Les 25, 26 et 27 novembre 2022 à la Maison de quartier de Croix Neyrat, l’association 4ACG Auvergne organisait une manifestation en partenariat avec une dizaine d’associations.

L’objectif était le suivant : L’AG de Manosque en 2020 a défini la poursuite de l’existence de l’association avec ses seuls(les) amis(es) après la disparition des anciens appelés. Il s’agissait donc d’engager un élan supplémentaire afin de faire connaître la 4ACG au travers de spectacle, musique, projection de film et conférences en direction de tous les publics. Pour cela les thèmes Mémoires et Fraternité ont souligné le cadre particulier du 60e anniversaire des accords d’Evian et l’Indépendance de l’Algérie.
Cette manifestation organisée pour la toute première fois par l’équipe de la 4ACG Auvergne a visé un projet ambitieux, volontaire, culturel et fraternel. Dès les premières réflexions engagées il nous a semblé évident de réunir, en partenariat, des associations humanistes. Avec certaines d’entre elles nous avions déjà œuvré dans des actions communes. Pour d’autres il s’est agi d’une nouvelle rencontre qui nous a permis de nous connaître et confirmer des collaborations futures.

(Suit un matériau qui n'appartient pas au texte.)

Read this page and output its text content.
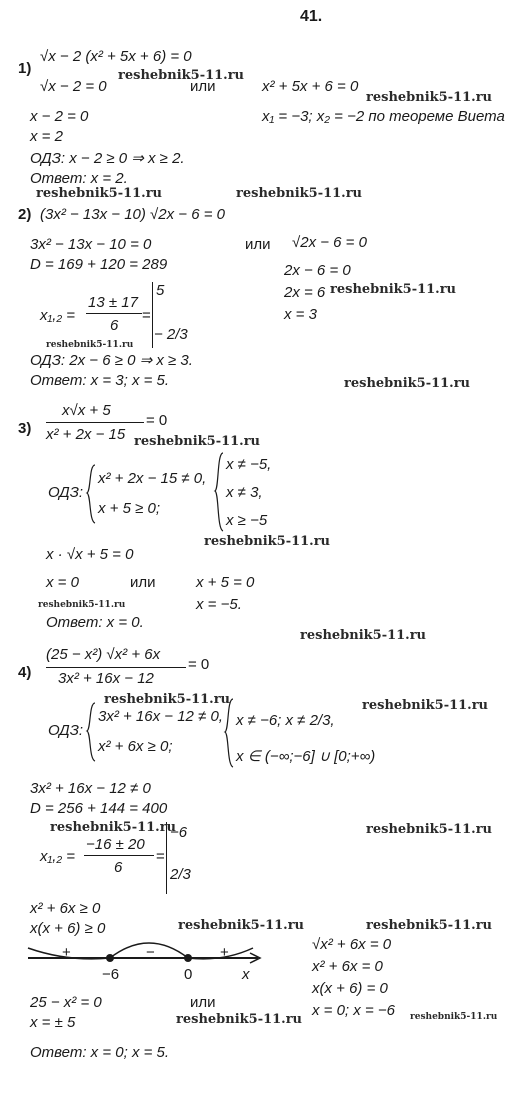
41.
1)
√x − 2 (x² + 5x + 6) = 0
√x − 2 = 0	или	x² + 5x + 6 = 0
x₁ = −3; x₂ = −2 по теореме Виета
x − 2 = 0
x = 2
ОДЗ: x − 2 ≥ 0 ⇒ x ≥ 2.
Ответ: x = 2.
2) (3x² − 13x − 10) √2x − 6 = 0
3x² − 13x − 10 = 0	или √2x − 6 = 0
D = 169 + 120 = 289	2x − 6 = 0
2x = 6
x = 3
x₁,₂ =
13 ± 17
6
=
5
− 2/3
ОДЗ: 2x − 6 ≥ 0 ⇒ x ≥ 3.
Ответ: x = 3; x = 5.
3)
x√x + 5
x² + 2x − 15
= 0
ОДЗ:
x² + 2x − 15 ≠ 0,
x + 5 ≥ 0;
x ≠ −5,
x ≠ 3,
x ≥ −5
x · √x + 5 = 0
x = 0	или	x + 5 = 0
x = −5.
Ответ: x = 0.
4)
(25 − x²) √x² + 6x
3x² + 16x − 12
= 0
ОДЗ:
3x² + 16x − 12 ≠ 0,
x² + 6x ≥ 0;
x ≠ −6; x ≠ 2/3,
x ∈ (−∞;−6] ∪ [0;+∞)
3x² + 16x − 12 ≠ 0
D = 256 + 144 = 400
x₁,₂ =
−16 ± 20
6
=
−6
2/3
x² + 6x ≥ 0
x(x + 6) ≥ 0
+	−	+
−6	0	x
√x² + 6x = 0
x² + 6x = 0
x(x + 6) = 0
x = 0; x = −6
25 − x² = 0	или
x = ± 5
Ответ: x = 0; x = 5.
reshebnik5-11.ru
reshebnik5-11.ru
reshebnik5-11.ru	reshebnik5-11.ru
reshebnik5-11.ru
reshebnik5-11.ru
reshebnik5-11.ru
reshebnik5-11.ru
reshebnik5-11.ru
reshebnik5-11.ru
reshebnik5-11.ru
reshebnik5-11.ru	reshebnik5-11.ru
reshebnik5-11.ru	reshebnik5-11.ru
reshebnik5-11.ru	reshebnik5-11.ru
reshebnik5-11.ru	reshebnik5-11.ru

Une logistique et un savoir faire partagé par l’équipe d’Auvergne.

L’équipe de la 4ACG régionale a rassemblé un certain nombre d’atouts pour réaliser ce type de projet. Tout d’abord avec la présence d’adhérents(tes) de la 4ACG Auvergne qui connaissent le « monde » associatif et son fonctionnement et par ce fait des personnes ressources sont apparues avec des compétences diverses ( conception, réalisation des affiches et programmes et badges pour l’équipe organisatrice, communication, distribution des programmes et affichage, information de la presse et radio avec articles et interviews, contact auprès des services culturels de la ville, gestion du dossier de subvention auprès de la Mairie, déplacements pour l’accueil des intervenants, hébergement chez les adhérents, agencement des espaces dans la salle, tournage vidéo du week-end, interrelations avec les associations partenaires etc ...) C’est ainsi que nous avons pu élaborer une bonne communication, encore insuffisante certes, car trop peu d’adhérents présents sur Clermont-Ferrand.
Nous avons pu répondre à tous les aspects techniques et ainsi suivre sur les trois jours une véritable gestion des lumières et du son que ce soit lors des spectacles « J’avais vingt ans » et le Duo Escales mais aussi lors de la présence des conférenciers universitaires, les appelés auteurs de livre, et enfin les représentants des associations.
Concernant la lourdeur de ce que peut être la gestion de l’alimentation lors de ce genre de manifestation où beaucoup de taches nous incombent, d’emblée nous avons fait appel à un food-truck Lalibela sur place. Le public qui s’est restauré a apprécié la qualité de ce qui était proposé (repas saveur Ethiopienne). Pour les boissons et le café ce sont les dames de l’association « Espoir de femmes » qui ont contribué a proposé des boissons pendant tout le weekend. Ce sont elles qui nous ont permis de déguster des pâtisseries algériennes pour clore le week-end.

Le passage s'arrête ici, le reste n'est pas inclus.